Images released by the team show the auroras forming dazzling structures against the black Martian night sky.
It's a delightful unexpected encounter — the finding wasn't even part of the mission's core science observations — that might pave the way for many more fascinating discoveries later this year on the Emirates Mars Mission.
Justin Deighan, a planetary scientist at the University of Colorado and deputy science lead of the mission, told Space.com: “They’re not easy to catch, and so that’s why seeing them basically right away with [Emirates Mars Mission] was kind of exciting and unexpected. It’s definitely something that was on our radar, so to speak, but just looking at our first set of nighttime data and saying, ‘Hey, wait a second — is that? — it can’t be — it is!’ — that was a lot of fun,”
Auroras on Earth are connected to the planet's magnetic field. When charged particles are blasted into the atmosphere, their trajectories are altered, causing existing particles in the atmosphere to ionize and produce light of various hues as they interact.
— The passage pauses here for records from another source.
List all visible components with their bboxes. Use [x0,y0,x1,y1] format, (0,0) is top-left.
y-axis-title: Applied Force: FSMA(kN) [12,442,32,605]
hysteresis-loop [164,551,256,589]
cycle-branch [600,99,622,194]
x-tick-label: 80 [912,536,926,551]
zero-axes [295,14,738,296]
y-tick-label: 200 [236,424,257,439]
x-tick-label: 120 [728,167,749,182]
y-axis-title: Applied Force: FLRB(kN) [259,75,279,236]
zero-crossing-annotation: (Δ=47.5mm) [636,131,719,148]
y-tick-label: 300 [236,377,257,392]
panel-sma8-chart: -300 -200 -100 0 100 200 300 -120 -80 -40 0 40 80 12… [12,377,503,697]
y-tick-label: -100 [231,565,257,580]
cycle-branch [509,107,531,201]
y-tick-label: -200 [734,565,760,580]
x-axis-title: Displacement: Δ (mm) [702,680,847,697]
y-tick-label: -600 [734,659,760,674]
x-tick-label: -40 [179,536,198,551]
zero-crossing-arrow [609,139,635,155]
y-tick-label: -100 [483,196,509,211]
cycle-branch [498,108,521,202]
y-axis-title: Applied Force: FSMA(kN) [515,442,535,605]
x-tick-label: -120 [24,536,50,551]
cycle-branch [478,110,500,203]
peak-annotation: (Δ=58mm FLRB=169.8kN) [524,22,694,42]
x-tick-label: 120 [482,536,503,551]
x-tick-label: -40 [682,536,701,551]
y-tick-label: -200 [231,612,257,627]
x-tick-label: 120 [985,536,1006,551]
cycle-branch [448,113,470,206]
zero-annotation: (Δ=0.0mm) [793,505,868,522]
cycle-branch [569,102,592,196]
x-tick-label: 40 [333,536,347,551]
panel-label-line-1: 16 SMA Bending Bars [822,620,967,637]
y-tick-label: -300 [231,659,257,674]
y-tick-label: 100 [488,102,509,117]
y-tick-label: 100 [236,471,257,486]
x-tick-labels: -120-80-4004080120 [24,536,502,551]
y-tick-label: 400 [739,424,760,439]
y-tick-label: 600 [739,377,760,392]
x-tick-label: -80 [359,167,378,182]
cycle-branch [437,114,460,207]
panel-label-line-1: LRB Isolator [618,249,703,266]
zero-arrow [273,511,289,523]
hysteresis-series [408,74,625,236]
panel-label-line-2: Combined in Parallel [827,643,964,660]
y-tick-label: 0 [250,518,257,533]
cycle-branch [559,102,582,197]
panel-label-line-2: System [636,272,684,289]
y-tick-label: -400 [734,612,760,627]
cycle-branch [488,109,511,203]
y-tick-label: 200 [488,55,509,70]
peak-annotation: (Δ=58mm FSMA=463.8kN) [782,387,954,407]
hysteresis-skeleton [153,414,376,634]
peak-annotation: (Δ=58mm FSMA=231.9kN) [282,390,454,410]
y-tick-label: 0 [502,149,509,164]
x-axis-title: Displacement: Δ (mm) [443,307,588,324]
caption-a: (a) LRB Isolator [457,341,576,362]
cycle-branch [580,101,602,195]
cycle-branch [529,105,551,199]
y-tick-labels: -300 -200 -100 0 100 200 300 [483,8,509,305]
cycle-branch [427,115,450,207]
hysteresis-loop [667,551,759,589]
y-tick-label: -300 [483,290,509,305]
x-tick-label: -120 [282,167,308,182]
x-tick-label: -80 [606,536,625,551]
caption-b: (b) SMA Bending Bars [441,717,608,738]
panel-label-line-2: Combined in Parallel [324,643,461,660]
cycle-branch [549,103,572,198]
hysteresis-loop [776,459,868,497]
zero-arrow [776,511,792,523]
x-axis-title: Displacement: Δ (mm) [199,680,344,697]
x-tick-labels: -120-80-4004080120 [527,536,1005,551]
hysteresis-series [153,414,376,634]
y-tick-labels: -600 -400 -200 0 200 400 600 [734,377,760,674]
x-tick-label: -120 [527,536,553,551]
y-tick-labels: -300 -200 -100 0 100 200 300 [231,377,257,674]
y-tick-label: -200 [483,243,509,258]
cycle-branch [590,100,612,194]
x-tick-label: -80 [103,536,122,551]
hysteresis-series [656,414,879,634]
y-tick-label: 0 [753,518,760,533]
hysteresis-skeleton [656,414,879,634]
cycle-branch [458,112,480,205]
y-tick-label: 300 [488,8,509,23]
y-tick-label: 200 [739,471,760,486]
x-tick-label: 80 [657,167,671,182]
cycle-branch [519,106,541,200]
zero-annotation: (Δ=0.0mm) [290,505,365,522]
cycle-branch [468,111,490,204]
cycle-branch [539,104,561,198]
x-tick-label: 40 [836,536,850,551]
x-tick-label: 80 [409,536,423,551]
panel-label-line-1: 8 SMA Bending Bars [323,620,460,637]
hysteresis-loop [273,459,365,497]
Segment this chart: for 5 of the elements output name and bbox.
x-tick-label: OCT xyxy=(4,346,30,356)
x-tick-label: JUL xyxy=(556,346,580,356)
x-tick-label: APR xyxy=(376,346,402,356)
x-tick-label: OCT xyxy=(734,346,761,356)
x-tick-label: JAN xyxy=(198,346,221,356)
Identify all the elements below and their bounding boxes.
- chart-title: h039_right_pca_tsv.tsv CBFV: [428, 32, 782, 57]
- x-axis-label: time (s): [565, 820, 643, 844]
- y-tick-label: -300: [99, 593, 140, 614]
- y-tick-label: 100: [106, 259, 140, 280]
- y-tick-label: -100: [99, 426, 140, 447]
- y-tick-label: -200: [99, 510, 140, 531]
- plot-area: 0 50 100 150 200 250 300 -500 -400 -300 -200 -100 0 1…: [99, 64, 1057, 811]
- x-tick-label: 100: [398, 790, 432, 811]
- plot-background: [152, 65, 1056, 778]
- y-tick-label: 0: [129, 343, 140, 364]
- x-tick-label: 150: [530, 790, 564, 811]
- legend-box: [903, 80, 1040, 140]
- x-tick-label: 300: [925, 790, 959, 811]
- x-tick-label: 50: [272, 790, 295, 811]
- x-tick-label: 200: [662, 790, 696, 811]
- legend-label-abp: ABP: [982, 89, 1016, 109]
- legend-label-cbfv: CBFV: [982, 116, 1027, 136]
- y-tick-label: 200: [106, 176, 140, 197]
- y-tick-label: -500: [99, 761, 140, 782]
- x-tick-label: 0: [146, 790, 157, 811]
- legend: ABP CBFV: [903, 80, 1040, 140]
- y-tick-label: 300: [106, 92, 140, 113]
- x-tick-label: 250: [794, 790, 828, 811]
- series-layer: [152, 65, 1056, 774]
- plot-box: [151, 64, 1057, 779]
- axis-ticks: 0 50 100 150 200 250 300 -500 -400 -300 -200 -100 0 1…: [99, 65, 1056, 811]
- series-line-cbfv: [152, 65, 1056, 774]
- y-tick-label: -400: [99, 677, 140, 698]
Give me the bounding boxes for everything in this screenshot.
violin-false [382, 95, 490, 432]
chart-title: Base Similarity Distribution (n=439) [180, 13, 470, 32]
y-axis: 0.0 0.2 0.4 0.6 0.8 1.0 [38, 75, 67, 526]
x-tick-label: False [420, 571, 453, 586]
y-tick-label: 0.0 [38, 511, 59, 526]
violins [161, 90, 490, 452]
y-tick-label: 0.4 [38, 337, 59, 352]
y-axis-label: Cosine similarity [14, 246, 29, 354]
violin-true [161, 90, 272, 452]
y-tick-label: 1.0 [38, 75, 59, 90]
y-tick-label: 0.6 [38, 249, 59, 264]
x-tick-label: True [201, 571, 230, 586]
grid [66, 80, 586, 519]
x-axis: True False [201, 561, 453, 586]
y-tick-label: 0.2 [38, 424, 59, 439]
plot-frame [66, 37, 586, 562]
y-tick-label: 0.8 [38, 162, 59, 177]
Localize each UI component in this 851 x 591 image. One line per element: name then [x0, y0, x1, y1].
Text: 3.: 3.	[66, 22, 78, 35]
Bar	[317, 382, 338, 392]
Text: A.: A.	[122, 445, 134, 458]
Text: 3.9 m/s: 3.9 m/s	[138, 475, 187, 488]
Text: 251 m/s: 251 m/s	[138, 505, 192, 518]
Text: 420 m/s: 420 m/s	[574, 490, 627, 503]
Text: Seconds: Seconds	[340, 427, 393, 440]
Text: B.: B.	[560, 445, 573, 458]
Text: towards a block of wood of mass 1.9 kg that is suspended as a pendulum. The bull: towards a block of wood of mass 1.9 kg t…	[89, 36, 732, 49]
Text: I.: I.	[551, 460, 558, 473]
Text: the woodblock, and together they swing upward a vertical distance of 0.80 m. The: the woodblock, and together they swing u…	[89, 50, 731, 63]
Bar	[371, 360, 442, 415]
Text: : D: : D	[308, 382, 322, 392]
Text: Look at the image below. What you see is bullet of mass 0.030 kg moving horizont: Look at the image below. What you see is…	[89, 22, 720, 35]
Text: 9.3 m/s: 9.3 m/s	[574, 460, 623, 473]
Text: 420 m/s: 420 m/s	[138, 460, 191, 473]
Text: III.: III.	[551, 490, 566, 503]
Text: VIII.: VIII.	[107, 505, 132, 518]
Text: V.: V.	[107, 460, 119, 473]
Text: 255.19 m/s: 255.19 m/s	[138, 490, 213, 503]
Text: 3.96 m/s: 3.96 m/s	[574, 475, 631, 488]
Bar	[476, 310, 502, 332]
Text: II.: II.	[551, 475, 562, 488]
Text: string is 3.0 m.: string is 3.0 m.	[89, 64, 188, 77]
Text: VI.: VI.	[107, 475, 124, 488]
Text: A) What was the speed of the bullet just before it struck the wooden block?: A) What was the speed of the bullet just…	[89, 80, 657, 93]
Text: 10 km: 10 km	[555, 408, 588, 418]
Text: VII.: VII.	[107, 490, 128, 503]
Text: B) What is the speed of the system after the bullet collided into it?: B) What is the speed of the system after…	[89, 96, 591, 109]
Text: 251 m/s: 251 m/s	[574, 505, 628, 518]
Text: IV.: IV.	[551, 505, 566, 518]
On Mars, though, these auroras aren't limited to the north and south poles; they may be seen throughout the planet.
The magnetic atmosphere of Mars is not aligned like a single enormous bar magnet, as Earth's is.
Instead, it's as if "you grabbed a bag of magnets and poured them into the crust of the earth. They’re all pointed different ways, they have different strengths.”" as Deighan explains.
These distributed magnetic fields enable solar wind particles to scatter in all directions, interacting with atoms and molecules in the planet's upper atmosphere and causing the light.
The Ultraviolet Spectrometer on the probe was designed to analyse the huge halo of hydrogen and oxygen that surrounds Mars and eventually disappears into free space.